Baptist preacher John Leland (1754–1841) helped provide religious foundation for ideas espoused by Thomas Jefferson, James Madison, and other founders concerning the appropriate relationship between government and religion. Born on May 14, 1754, in Grafton, Massachusetts, Leland was an indefatigable preacher, purportedly delivering 8,000 sermons by his 80th birthday in 1834.

Leland is known not only for his fiery sermons and evangelical zeal, but also for his opposition to slavery and his advocacy of strict separation between government and religion. Leland preached freedom in all aspects of life, exhorting his listeners to be free from sin, to oppose slavery and free others from physical bondage, and to be free from the “spiritual tyranny” of state-established religion.

Leland was a friend to both Jefferson and Madison; he and his fellow Baptists supported Jefferson’s initial bill to ensure religious liberty in Virginia, and later took up the cause when Madison reintroduced it some years later. Tensions arose between Madison and Leland over the introduction of similar protections in the federal constitution. Madison did not initially think that additional amendments were needed to protect religious liberty, while Leland and his Baptist followers sharply disagreed. In the aftermath of this split, Leland, who was then living in Virginia, had more votes than Madison for the Orange County seat at the Virginia Convention on ratifying the Constitution, despite the fact that Madison had drafted much of the Constitution. Eventually, Leland agreed to drop out of contest for the seat if Madison would work to include a religious liberty provision as an amendment to the Constitution. Madison then won out over his other opponents to attend the state ratifying convention. Leland’s ideas of separation were eventually included in the Connecticut, Massachusetts, and Virginia state constitutions.
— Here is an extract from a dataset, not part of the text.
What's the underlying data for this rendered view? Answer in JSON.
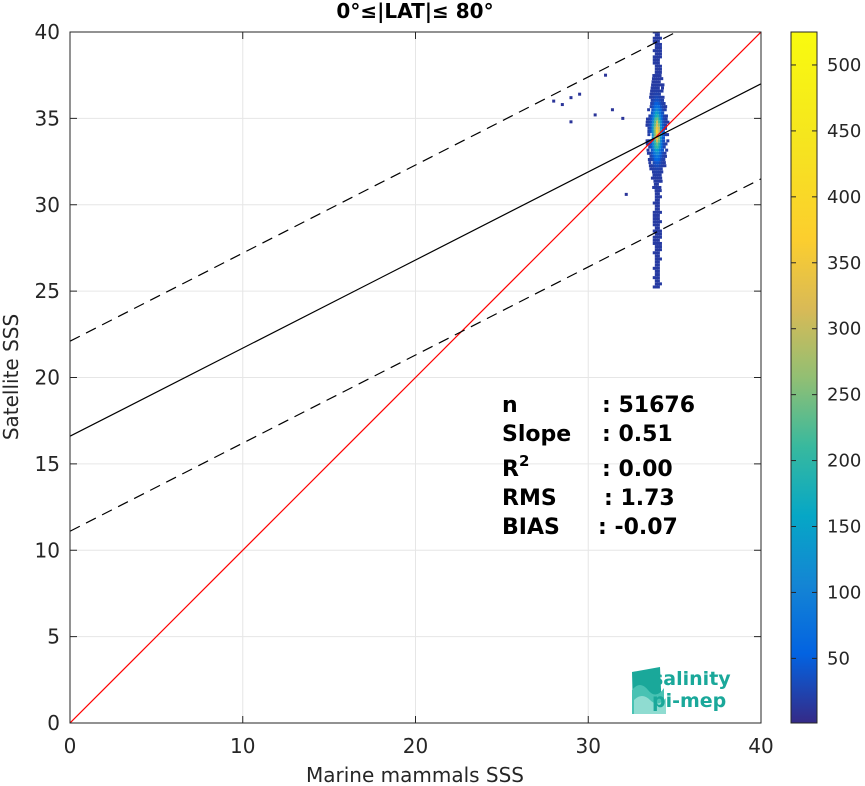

In a July 4, 1802, sermon, Leland bluntly expounded his beliefs about separation of religion and government: “Never promote men who seek after a state-established religion; it is spiritual tyranny — the worst of despotism. It is turnpiking the way to heaven by human law, in order to establish ministerial gates to collect toll. It converts religion into a principle of state policy, and the gospel into merchandise. Heaven forbids the bans [sic] of marriage between church and state; their embraces therefore, must be unlawful.”

Leland had little patience for those who would use religion as an election issue. In the same Fourth of July sermon, Leland warned,“Guard against those men who make a great noise about religion, in choosing representatives. It is electioneering. If they knew the nature and worth of religion, they would not debauch it to such shameful purposes. If pure religion is the criterion to denominate candidates, those who make a noise about it must be rejected; for their wrangle about it, proves that they are void of it. Let honesty, talents and quick despatch, characterise the men of your choice.”

Leland died January 14, 1841, in Cheshire, Massachusetts. His tombstone proclaimed, “Here lies the body of John Leland, who labored 67 years to promote piety and vindicate the civil and religious rights of all men.”